They say the promise of equal opportunity remains deep in America’s heartland. I am part of the sixth generation on my family’s dairy farm, carved from the Wisconsin wilderness in 1850 by my German ancestors. They, like other immigrants lured by fertile soil and opportunity, had a dream. In the United States, the right to higher education equips men and women of every race, ethnicity, religion, and social status with tools necessary to realize these dreams.
Because of the broken U.S. immigration system, no viable path to citizenship exists for undocumented immigrants who came to this country in search of a better life, especially for their children. In many states undocumented students are ineligible for financial aid. Thus, higher education is often inaccessible. These students work diligently, volunteer and participate in extra-curricular activities alongside U.S.-born classmates. After graduation, they are unable to pursue dreams because they are denied access to financial assistance.

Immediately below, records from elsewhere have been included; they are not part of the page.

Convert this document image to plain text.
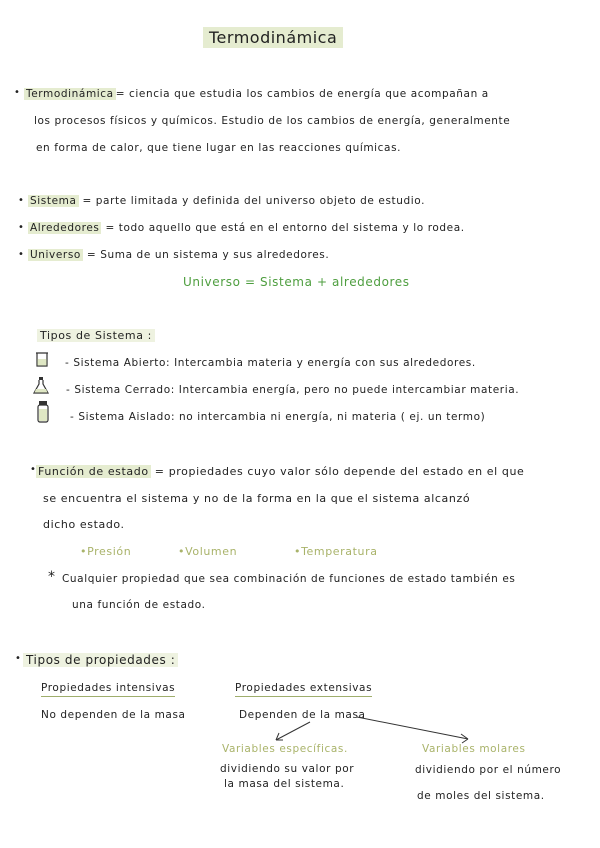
Termodinámica
• Termodinámica = ciencia que estudia los cambios de energía que acompañan a
los procesos físicos y químicos. Estudio de los cambios de energía, generalmente
en forma de calor, que tiene lugar en las reacciones químicas.
• Sistema = parte limitada y definida del universo objeto de estudio.
• Alrededores = todo aquello que está en el entorno del sistema y lo rodea.
• Universo = Suma de un sistema y sus alrededores.
Universo = Sistema + alrededores
Tipos de Sistema :
- Sistema Abierto: Intercambia materia y energía con sus alrededores.
- Sistema Cerrado: Intercambia energía, pero no puede intercambiar materia.
- Sistema Aislado: no intercambia ni energía, ni materia ( ej. un termo)
• Función de estado = propiedades cuyo valor sólo depende del estado en el que
se encuentra el sistema y no de la forma en la que el sistema alcanzó
dicho estado.
•Presión	•Volumen	•Temperatura
* Cualquier propiedad que sea combinación de funciones de estado también es
una función de estado.
• Tipos de propiedades :
Propiedades intensivas
No dependen de la masa
Propiedades extensivas
Dependen de la masa
Variables específicas.
dividiendo su valor por
la masa del sistema.
Variables molares
dividiendo por el número
de moles del sistema.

Fixing the fundamentally broken system requires federal and grassroots initiatives, the latter the true facilitator of social change. I am a UW-Madison senior majoring in journalism and Spanish, and I am fiercely committed to social justice. This is why I strongly support immigration reform and the Define American campaign. Empowering immigrant families and my undocumented immigrant peers to realize their dreams will help us preserve the principles upon which our democracy rests. We need to equip our future generation with the skills necessary to succeed in a globalized world, and we need collaborate and fix the system so we can give marginalized groups a voice, make higher education more accessible to immigrant families and ensure equal opportunity is granted to every human being.